JUDGMENT ENTRY For the reasons stated in the Memorandum-Opinion on file, the within appeal is dismissed. Costs to appellant.

By Edwards, J., Hoffman, P.J. and Gwin, J. concurs.

1 In Woodham v. Elyria Memorial Hospital (July 5, 2001), Lorain App. No. 00CA007736, the Ninth District Court of Appeals held that since the appellant "made no amendment pursuant to Civ.R. 15(D) and . . . did not serve "John Doe" and "Jane Doe" with a summons and a copy of the complaint within one year of the filing of the complaint, the action against them was not commenced within the meaning of Civ.R. 3(A)." The court, for such reason, concluded that a judgment granting a directed verdict to the other named parties was a final appealable order. In contrast, in the case sub judice, at the time the trial court filed its February 8, 2002, entry, the one year period for obtaining service on John Doe had yet to expire.

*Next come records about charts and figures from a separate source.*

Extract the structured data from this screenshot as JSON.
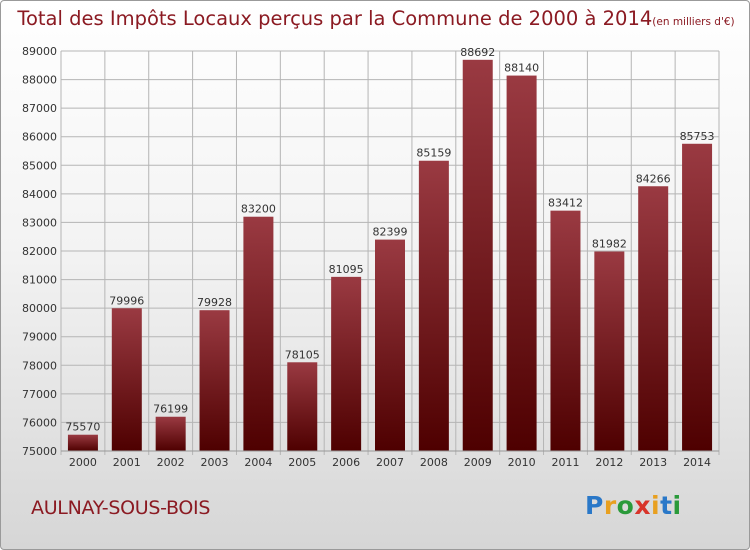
{
  "header": {
    "title": "Total des Impôts Locaux perçus par la Commune de 2000 à 2014",
    "unit": "(en milliers d'€)"
  },
  "footer": {
    "commune": "AULNAY-SOUS-BOIS",
    "logo_letters": [
      {
        "char": "P",
        "color": "#2a78c8"
      },
      {
        "char": "r",
        "color": "#e8a020"
      },
      {
        "char": "o",
        "color": "#2a9a3a"
      },
      {
        "char": "x",
        "color": "#d8342a"
      },
      {
        "char": "i",
        "color": "#e8a020"
      },
      {
        "char": "t",
        "color": "#2a78c8"
      },
      {
        "char": "i",
        "color": "#2a9a3a"
      }
    ]
  },
  "colors": {
    "bar_top": "#9a3a42",
    "bar_bottom": "#4e0000",
    "grid": "#b5b5b5"
  },
  "chart_data": {
    "type": "bar",
    "title": "Total des Impôts Locaux perçus par la Commune de 2000 à 2014",
    "xlabel": "",
    "ylabel": "",
    "categories": [
      "2000",
      "2001",
      "2002",
      "2003",
      "2004",
      "2005",
      "2006",
      "2007",
      "2008",
      "2009",
      "2010",
      "2011",
      "2012",
      "2013",
      "2014"
    ],
    "values": [
      75570,
      79996,
      76199,
      79928,
      83200,
      78105,
      81095,
      82399,
      85159,
      88692,
      88140,
      83412,
      81982,
      84266,
      85753
    ],
    "ylim": [
      75000,
      89000
    ],
    "yticks": [
      75000,
      76000,
      77000,
      78000,
      79000,
      80000,
      81000,
      82000,
      83000,
      84000,
      85000,
      86000,
      87000,
      88000,
      89000
    ],
    "grid": true
  }
}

The issue of whether an order granting summary judgment to two named defendants was a final appealable order was also addressed in Collins v. Sabino (Aug. 29, 1997), Trumbull App. No. 96-T-5590. In Collins, the appellants filed a complaint on July 28, 1995, against two named defendants and three unnamed John Doe defendants. The three John Doe defendants were never served with a copy of the summons and complaint. On October 16, 1996, the trial court granted summary judgment to the two named defendants. The Court of Appeals, in its opinion, noted that "[a]lthough there may be an issue of whether this is a final appealable order because the claims against the three John Doe defendants have not been resolved, . . . the judgment entry contained the Civ.R. 54(B) language `no just reason for delay,' rendering [the trial courts October 16, 1996, order] a final appealable order." Id at fn 3.